Comment 6 Konstantin Kolinko 2014-07-08 12:08:51 UTC
Javadoc for ServerSocket.accept() says that SocketTimeoutException can be thrown by the method "if a timeout was previously set with setSoTimeout". [1]


[1] http://docs.oracle.com/javase/7/docs/api/java/net/ServerSocket.html#accept%28%29

BTW,
Javadoc for ServerSocket.setSoTimeout() says that to set an infinite timeout one uses the value of "0". Is somebody confusing '0' and '-1'?

I think the javadoc for ServerSocket.accept() implies that the default timeout is infinite. So I think it is a JRE bug.


In general it makes some sense to protect against this. A timeout is not a "receiving a valid shutdown command" event, and encountering a timeout does not make the server socket an invalid one, so we should be able to continue.
Comment 7 Mark Thomas 2014-07-08 12:37:43 UTC
(In reply to Konstantin Kolinko from comment #6)
> BTW,
> Javadoc for ServerSocket.setSoTimeout() says that to set an infinite timeout
> one uses the value of "0". Is somebody confusing '0' and '-1'?

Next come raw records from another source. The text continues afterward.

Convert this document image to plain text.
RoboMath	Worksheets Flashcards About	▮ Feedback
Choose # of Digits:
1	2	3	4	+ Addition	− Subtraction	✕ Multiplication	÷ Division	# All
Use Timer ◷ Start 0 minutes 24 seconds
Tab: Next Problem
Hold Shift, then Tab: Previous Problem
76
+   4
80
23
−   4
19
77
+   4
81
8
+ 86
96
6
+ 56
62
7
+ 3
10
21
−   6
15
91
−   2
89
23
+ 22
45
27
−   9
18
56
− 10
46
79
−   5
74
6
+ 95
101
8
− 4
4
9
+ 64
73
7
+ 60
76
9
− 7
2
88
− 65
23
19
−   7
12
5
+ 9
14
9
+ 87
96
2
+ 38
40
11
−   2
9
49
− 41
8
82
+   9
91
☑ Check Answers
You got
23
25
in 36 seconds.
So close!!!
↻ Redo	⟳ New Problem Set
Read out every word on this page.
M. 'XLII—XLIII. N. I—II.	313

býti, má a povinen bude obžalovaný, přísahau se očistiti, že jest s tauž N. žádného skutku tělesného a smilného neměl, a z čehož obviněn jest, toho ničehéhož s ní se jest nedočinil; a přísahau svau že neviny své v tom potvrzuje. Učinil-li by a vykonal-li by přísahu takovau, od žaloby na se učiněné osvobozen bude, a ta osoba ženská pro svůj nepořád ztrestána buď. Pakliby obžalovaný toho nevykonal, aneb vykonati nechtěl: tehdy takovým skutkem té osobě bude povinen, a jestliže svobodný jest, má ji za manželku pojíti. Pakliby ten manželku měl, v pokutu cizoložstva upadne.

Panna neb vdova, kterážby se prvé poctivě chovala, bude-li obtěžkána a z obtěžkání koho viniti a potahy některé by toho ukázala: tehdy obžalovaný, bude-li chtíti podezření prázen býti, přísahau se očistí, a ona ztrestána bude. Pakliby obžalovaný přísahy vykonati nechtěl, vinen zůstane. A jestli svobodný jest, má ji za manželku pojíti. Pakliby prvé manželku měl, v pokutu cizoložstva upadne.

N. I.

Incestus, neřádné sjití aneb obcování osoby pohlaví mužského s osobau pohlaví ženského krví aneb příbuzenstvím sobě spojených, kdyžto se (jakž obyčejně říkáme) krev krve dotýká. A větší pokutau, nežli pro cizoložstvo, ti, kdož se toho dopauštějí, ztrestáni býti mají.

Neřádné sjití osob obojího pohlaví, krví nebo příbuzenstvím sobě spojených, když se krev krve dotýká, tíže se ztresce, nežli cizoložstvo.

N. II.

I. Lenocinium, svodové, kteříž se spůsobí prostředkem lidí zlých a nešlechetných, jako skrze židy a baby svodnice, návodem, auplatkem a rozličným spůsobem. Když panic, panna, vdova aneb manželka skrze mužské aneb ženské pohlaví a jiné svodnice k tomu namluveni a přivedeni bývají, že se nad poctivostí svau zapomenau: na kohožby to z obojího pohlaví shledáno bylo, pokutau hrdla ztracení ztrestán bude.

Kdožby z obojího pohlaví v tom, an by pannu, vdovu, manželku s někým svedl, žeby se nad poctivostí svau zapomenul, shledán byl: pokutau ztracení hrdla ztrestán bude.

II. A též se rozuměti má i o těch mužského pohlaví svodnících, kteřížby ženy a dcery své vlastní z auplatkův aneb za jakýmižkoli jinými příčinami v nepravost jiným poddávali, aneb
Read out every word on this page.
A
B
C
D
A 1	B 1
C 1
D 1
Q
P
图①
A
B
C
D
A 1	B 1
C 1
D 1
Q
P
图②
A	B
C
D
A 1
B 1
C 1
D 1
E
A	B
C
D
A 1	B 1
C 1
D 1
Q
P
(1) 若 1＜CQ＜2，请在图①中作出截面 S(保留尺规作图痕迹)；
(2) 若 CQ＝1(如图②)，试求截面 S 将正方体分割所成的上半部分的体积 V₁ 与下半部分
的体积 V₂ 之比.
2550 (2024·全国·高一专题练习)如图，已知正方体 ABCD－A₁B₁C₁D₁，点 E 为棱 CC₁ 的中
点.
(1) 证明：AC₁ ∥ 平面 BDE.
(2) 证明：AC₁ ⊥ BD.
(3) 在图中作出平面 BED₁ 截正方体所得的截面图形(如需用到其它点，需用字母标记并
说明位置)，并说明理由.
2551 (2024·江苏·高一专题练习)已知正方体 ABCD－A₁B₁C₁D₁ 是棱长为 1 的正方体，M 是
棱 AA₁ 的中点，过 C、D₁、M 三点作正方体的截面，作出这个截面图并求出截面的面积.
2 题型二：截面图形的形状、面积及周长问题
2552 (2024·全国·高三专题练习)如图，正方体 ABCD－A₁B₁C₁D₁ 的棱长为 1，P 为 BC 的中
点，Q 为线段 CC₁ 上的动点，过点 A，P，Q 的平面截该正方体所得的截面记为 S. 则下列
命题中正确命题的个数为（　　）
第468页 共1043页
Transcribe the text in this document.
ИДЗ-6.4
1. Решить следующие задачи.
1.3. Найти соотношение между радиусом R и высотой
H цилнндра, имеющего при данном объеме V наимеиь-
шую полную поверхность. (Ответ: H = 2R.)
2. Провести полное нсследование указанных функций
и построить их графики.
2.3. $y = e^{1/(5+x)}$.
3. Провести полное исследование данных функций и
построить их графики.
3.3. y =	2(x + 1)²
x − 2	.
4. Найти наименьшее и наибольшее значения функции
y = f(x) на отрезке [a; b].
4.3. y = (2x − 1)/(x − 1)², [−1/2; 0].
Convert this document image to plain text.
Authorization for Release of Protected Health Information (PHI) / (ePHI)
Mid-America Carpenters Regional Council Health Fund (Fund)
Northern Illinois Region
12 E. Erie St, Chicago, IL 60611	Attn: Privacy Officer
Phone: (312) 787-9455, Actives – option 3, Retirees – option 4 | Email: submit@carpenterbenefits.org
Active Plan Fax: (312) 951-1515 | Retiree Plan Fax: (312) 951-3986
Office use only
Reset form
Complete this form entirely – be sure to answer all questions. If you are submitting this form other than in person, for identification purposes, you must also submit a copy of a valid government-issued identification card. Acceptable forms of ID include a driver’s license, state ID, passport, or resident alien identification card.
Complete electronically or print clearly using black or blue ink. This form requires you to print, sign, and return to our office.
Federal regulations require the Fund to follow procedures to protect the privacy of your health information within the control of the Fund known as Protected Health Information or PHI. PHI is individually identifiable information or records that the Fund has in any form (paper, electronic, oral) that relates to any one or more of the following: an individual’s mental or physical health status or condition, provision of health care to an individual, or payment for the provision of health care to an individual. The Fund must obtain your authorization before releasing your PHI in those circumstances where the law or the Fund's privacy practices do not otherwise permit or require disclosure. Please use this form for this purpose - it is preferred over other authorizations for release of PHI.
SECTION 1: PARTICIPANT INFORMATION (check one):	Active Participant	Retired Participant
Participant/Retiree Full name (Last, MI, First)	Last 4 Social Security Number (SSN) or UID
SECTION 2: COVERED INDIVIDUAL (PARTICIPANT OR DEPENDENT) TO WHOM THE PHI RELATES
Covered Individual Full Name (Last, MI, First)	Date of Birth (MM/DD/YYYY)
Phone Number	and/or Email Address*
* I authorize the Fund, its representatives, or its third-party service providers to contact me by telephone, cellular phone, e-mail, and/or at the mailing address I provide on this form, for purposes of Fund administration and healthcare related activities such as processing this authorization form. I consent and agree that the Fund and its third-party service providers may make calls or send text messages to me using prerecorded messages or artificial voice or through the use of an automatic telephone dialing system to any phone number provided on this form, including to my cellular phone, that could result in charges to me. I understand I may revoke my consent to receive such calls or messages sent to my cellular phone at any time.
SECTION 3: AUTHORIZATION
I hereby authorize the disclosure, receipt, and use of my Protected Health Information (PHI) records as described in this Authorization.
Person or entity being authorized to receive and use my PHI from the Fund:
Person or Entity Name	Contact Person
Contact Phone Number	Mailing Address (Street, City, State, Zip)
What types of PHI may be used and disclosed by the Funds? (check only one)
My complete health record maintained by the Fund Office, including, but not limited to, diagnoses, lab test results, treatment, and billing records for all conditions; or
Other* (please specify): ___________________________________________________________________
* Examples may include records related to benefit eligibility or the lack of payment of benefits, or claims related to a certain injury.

Not that I can see having looked at the JRE code.

> I think the javadoc for ServerSocket.accept() implies that the default
> timeout is infinite. So I think it is a JRE bug.

That is a possibility, but having looked at the JRE code, I don't see where the problem is.

> In general it makes some sense to protect against this. A timeout is not a
> "receiving a valid shutdown command" event, and encountering a timeout does
> not make the server socket an invalid one, so we should be able to continue.

Agreed. There is no reason I can think of that accept should time out so we can certiainly add some protection against this issue here. We can probably add some useful debug info as well.
Comment 8 Mark Thomas 2014-07-08 20:32:22 UTC
Note that the protection and debug info is going to go into Tomcat 8. It would help a lot if you could upgrade at least one system experiencing this error to Tomcat 8.
Comment 9 Mark Thomas 2014-07-08 22:09:11 UTC
Workaround added to 8.0.x for 8.0.10 onwards. If the timout occurs a warning is logged that reports how long accept was blocking for before the timeout.
Comment 10 Mark Thomas 2014-07-09 10:35:47 UTC
The workaround and simple debug code was pretty simple so I have backported it to 7.0.x (it will be in 7.0.55 onwards) and proposed if for 6.0.x.
Comment 11 Mark Thomas 2014-07-29 09:32:11 UTC
Work around added to 6.0.x for 6.0.42 onwards.
Comment 12 fach hoch 2014-08-05 03:20:21 UTC
is this fix available in tomcat 7.0.50?  I am getting this error in jdk1.7 64 bit tomcat 7.0.50
Comment 13 Chuck Caldarale 2014-08-05 03:27:38 UTC
(In reply to fach hoch from comment #12)
> is this fix available in tomcat 7.0.50?

No, it's in 7.0.55, as stated in comment #10.